Una gara che per i padroni di casa ha valenza davvero relativa in termini di graduatoria generale - salvo, se non altro, una miglior classifica rispetto all'avversario del Girone Ovest

Ultimi 40′ di stagione regolare per l’Unieuro, che alle ore 20:30 di sabato ospiterà Chieti tra le mura del Palafiera. Una gara che per i padroni di casa ha valenza davvero relativa in termini di graduatoria generale – salvo, se non altro, una miglior classifica rispetto all’avversario del Girone Ovest (Reggio Calabria) in un’eventuale secondo turno PlayOut -, con la ‘banda’ forlivese già impegnata a preparare armi e bagagli per affrontare la complicata serie contro Scafati. Ma è altrettanto vero che l’occasione è ghiotta, per Forlì, per ‘azzerare’ i fatali ultimi 10′ del PalaRuggi e rilanciarsi mentalmente – prima ancora che fisicamente – in vista di Gara1 e Gara2 al PalaMangano, ritrovando fiducia nei propri mezzi alla vigilia di una serie con scontri ravvicinati piuttosto probanti.

Dall’altra parte del fiume, ad ogni modo, la Chieti di coach Bartocci non sbarcherà certo in Romagna per una tranquilla e spensierata gita fuori porta. Gli abruzzesi, infatti, possono ancora sperare addirittura nella salvezza diretta in caso di ‘incastro’ favorevole di risultati (vittoria a Forlì e contemporanea sconfitta di Ferrara sul campo di Recanati), nonostante un periodo tutt’altro che brillante negli ultimi mesi di campionato che, prima dello scoppiettante e fondamentale successo di sabato scorso contro la lanciata Ravenna, aveva lasciato a bocca asciutta la Proger dal lontano 26 febbraio scorso. Proprio dalla sfida contro i bizantini, dunque, riparte la speranza teatina in quest’ultimo turno di campionato, aggrappati alla verve offensiva delle due bocche da fuoco americane Trae Golden (21.3 di media, mai sotto i 20 punti nelle ultime cinque uscite con ‘picchi’ a quota 29, 30 e 35) e Cade Davis (il più classico dei “tiratori bianchi”, 15.9 ad allacciata e 39% dalla lunga gittata).

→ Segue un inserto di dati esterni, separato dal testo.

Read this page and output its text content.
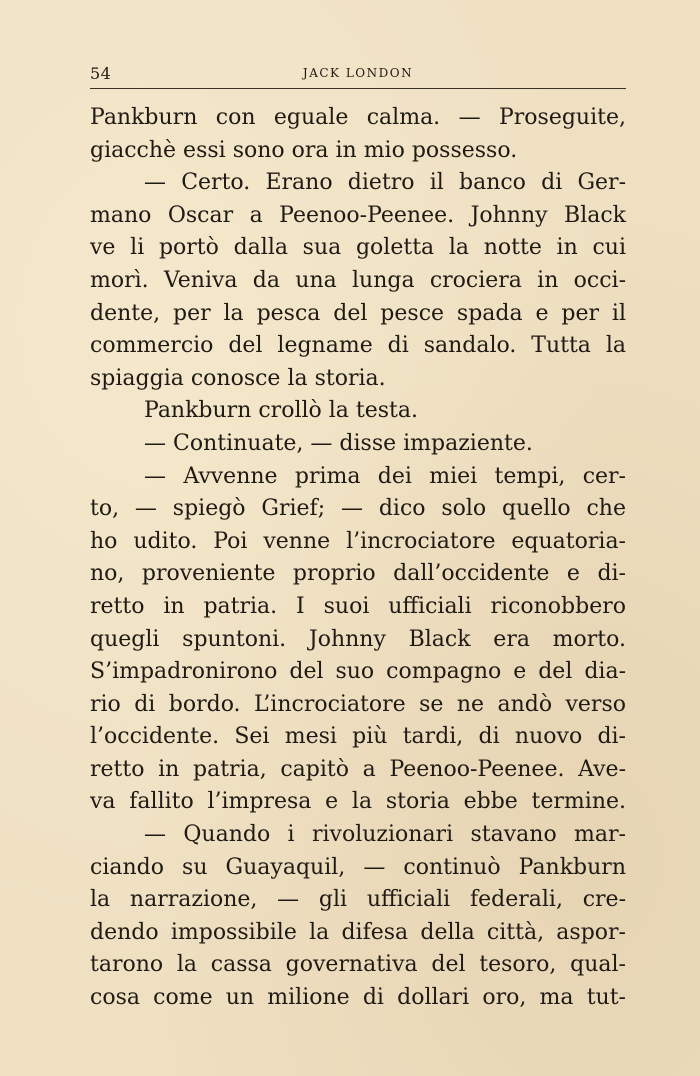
54	JACK LONDON
Pankburn con eguale calma. — Proseguite,
giacchè essi sono ora in mio possesso.
— Certo. Erano dietro il banco di Ger-
mano Oscar a Peenoo-Peenee. Johnny Black
ve li portò dalla sua goletta la notte in cui
morì. Veniva da una lunga crociera in occi-
dente, per la pesca del pesce spada e per il
commercio del legname di sandalo. Tutta la
spiaggia conosce la storia.
Pankburn crollò la testa.
— Continuate, — disse impaziente.
— Avvenne prima dei miei tempi, cer-
to, — spiegò Grief; — dico solo quello che
ho udito. Poi venne l’incrociatore equatoria-
no, proveniente proprio dall’occidente e di-
retto in patria. I suoi ufficiali riconobbero
quegli spuntoni. Johnny Black era morto.
S’impadronirono del suo compagno e del dia-
rio di bordo. L’incrociatore se ne andò verso
l’occidente. Sei mesi più tardi, di nuovo di-
retto in patria, capitò a Peenoo-Peenee. Ave-
va fallito l’impresa e la storia ebbe termine.
— Quando i rivoluzionari stavano mar-
ciando su Guayaquil, — continuò Pankburn
la narrazione, — gli ufficiali federali, cre-
dendo impossibile la difesa della città, aspor-
tarono la cassa governativa del tesoro, qual-
cosa come un milione di dollari oro, ma tut-
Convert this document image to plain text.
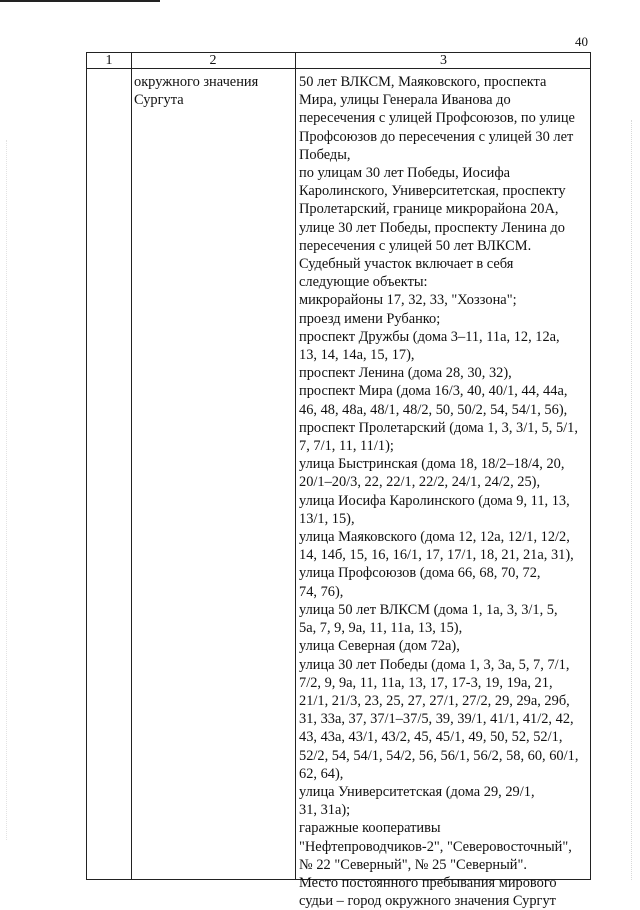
40
1	2	3
окружного значения
Сургута
50 лет ВЛКСМ, Маяковского, проспекта
Мира, улицы Генерала Иванова до
пересечения с улицей Профсоюзов, по улице
Профсоюзов до пересечения с улицей 30 лет
Победы,
по улицам 30 лет Победы, Иосифа
Каролинского, Университетская, проспекту
Пролетарский, границе микрорайона 20А,
улице 30 лет Победы, проспекту Ленина до
пересечения с улицей 50 лет ВЛКСМ.
Судебный участок включает в себя
следующие объекты:
микрорайоны 17, 32, 33, "Хоззона";
проезд имени Рубанко;
проспект Дружбы (дома 3–11, 11а, 12, 12а,
13, 14, 14а, 15, 17),
проспект Ленина (дома 28, 30, 32),
проспект Мира (дома 16/3, 40, 40/1, 44, 44а,
46, 48, 48а, 48/1, 48/2, 50, 50/2, 54, 54/1, 56),
проспект Пролетарский (дома 1, 3, 3/1, 5, 5/1,
7, 7/1, 11, 11/1);
улица Быстринская (дома 18, 18/2–18/4, 20,
20/1–20/3, 22, 22/1, 22/2, 24/1, 24/2, 25),
улица Иосифа Каролинского (дома 9, 11, 13,
13/1, 15),
улица Маяковского (дома 12, 12а, 12/1, 12/2,
14, 14б, 15, 16, 16/1, 17, 17/1, 18, 21, 21а, 31),
улица Профсоюзов (дома 66, 68, 70, 72,
74, 76),
улица 50 лет ВЛКСМ (дома 1, 1а, 3, 3/1, 5,
5а, 7, 9, 9а, 11, 11а, 13, 15),
улица Северная (дом 72а),
улица 30 лет Победы (дома 1, 3, 3а, 5, 7, 7/1,
7/2, 9, 9а, 11, 11а, 13, 17, 17-3, 19, 19а, 21,
21/1, 21/3, 23, 25, 27, 27/1, 27/2, 29, 29а, 29б,
31, 33а, 37, 37/1–37/5, 39, 39/1, 41/1, 41/2, 42,
43, 43а, 43/1, 43/2, 45, 45/1, 49, 50, 52, 52/1,
52/2, 54, 54/1, 54/2, 56, 56/1, 56/2, 58, 60, 60/1,
62, 64),
улица Университетская (дома 29, 29/1,
31, 31а);
гаражные кооперативы
"Нефтепроводчиков-2", "Северовосточный",
№ 22 "Северный", № 25 "Северный".
Место постоянного пребывания мирового
судьи – город окружного значения Сургут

L’Unieuro, dal canto suo, dovrà anzitutto dimostrare grande solidità mentale nel lasciarsi alle spalle il negativo derby di Imola dell’ultimo turno, una sconfitta inaspettata per come il match si era instradato con lo scorrere del tempo, ma che i forlivesi hanno pagato a carissimo prezzo a causa di un’ultima frazione a corto di energia fisica. Considerando che, come accennato precedentemente, chiudere con un successo l’ultimo impegno di regular season potrebbe regalare un vantaggio non di poco conto – leggasi alla voce “fattore campo” – in vista di un ipotetico secondo ’round’ di PlayOut contro Reggio Calabria (nel caso in cui la Viola dovesse andare ko a Legnano), ecco dunque che la gara contro Chieti assume contorni non certamente da sottovalutare in ottica futura. Settimana fortunatamente scivolata via senza grossi intoppi, infine, per la compagine forlivese. Completamente ristabilito l’acciaccato “Ogo” Adegboye, capitan Michele Ferri è invece stato tenuto precauzionalmente a riposo da coach Giorgio Valli nelle sedute di allenamento di giovedì e venerdì a causa di un risentimento al ginocchio, ma le sue condizioni non destano comunque grande preoccupazione.